ME LA SPASSO NELL’IMMENSITÀ DEL MIO CARO DIO
1. Imparate da me che sono mite e umile di cuore – Mt 11, 29
Impegnato seriamente alla sequela di Cristo che “umiliò se stesso facendosi obbediente fino alla morte” (Fil 2,8), educato alla scuola di sant’Alfonso de Liguori, che aveva assegnato come una delle caratteristiche del vero redentorista “il disprezzo di sé”, san Gerardo comprese il valore dell’umiltà e si applicò ad attuarla con tenacia per tutta la vita.
Il senso di Dio, radicato profondamente in lui, lo confermò in tale comprensione e in tale compito, e lo spinse a scegliere il posto giusto, che era sempre l’ultimo; era convinto che l’uomo è “un nulla che tende al nulla, che si occupa di nulla, che si riempie di nulla”. L’umiltà era una virtù necessaria per lui, in quanto favorito da Dio del carisma del taumaturgo, di compiere cioè miracoli e fatti straordinari, senza di essa sarebbe stato spinto alla vanità e all’autocompiacimento.

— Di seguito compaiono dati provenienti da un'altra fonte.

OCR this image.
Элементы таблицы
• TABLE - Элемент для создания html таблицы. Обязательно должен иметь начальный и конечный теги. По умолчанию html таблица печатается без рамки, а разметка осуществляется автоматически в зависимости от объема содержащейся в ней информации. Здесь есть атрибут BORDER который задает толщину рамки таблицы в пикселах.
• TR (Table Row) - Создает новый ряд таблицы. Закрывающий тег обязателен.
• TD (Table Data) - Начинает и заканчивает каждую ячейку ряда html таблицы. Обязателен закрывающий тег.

Egli aveva una chiara coscienza dei suoi limiti, si reputava un uomo inutile; perciò si propose di vivere nell’ombra e nel nascondimento: “Farò come se non ci fossi in questo mondo”. Questo sentimento profondo di umiltà lo guidò costantemente nei rapporti con Dio, per cui si riteneva indegno di stare alla sua presenza, e si stupiva che Dio lo sopportasse: “Benedetta sia sempre la divina bontà che sopporta tante mie miserie“.
Consapevole della suprema santità di Dio, e della necessità da parte dell’uomo dell’ assoluta purezza per potersi avvicinare a lui, san Gerardo si vedeva colpevole di continue imperfezioni che, al suo occhio limpido, illuminato dalla fede, apparivano enormi e producevano in lui una specie di angoscia.
La coscienza del peccato lo afferrava e lo faceva sentire indegno di vivere a contatto con gli altri: “Vi prego che abbiate pietà dell’ anima mia, mentre non ho più faccia di comparire avanti alle creature“.
A volte era quasi spaventato dalla considerazione dei suoi peccati per cui presentava il suo stato con espressioni esagerate: “Pregate Dio per me, perché io non sono più uomo, ma sono uomo trasformato in bestia, perché mi faccio vincere dalle mie proprie passioni“.
Compreso della sua condizione di peccatore, san Gerardo aveva una preferenza marcata per l’ultimo posto, evitava di mettersi in vista, sceglieva i mestieri più umili, era sempre disponibile alle richieste degli altri. Si sentiva il più povero di tutti, soffriva della stima e delle attenzioni nei suoi confronti, voleva essere assolutamente dimenticato. Chiuso nella sua umiltà, gioiva di essere disprezzato; perciò si propose di non difendersi e di non scusarsi mai: “Mai mi scuserò ancorché io abbia tutta la ragione possibile…”.
“Non risponderò mai a chi mi riprende“. E i suoi propositi li osservava scrupolosamente; ne diede una prova convincente in occasione della calunnia, quando una donna cattiva lo accusò di un gravissimo peccato presso sant’Alfonso; ripreso e punito severamente, san Gerardo rispose con il silenzio e affidò a Dio la sua causa; e Dio premiò l’umiltà del servo fedele facendo risplendere la sua innocenza.
Mentre la gente lo ammirava per la sua santità e lo acclamava per i miracoli che compiva, egli si umiliava sempre di più e si considerava come abbandonato da Dio: “Dio non ascolta le mie preghiere a causa della mia indegnità“.
Sperimentò la sua indegnità in alcuni momenti decisivi, come nel giorno della sua professione religiosa; di fronte al dono immenso di Dio, si fece più forte in lui la coscienza della sua miseria, per cui scrisse in questi termini al fondatore sant’Alfonso: “O Dio, e chi fui e chi sono io, che ardii di consacrarmi a un Dio!“.
Di fronte a un uomo simile, così differente da noi, non ci sorprende che egli abbia considerato la sua vita “come una pazzia”, come un fallimento: “O Dio, che mala fortuna è la mia che faccio passare tanti momenti e ore e giorni inutilmente, cioè senza saperne approfittare. O quanto ci perdo!”.
Ma la vita di san Gerardo fu tutt’ altro che una perdita e un fallimento; essa fu e resta nella Chiesa una testimonianza luminosa della legge fondamentale del Vangelo: la necessità dell’umiltà per essere grandi nel Regno dei cieli.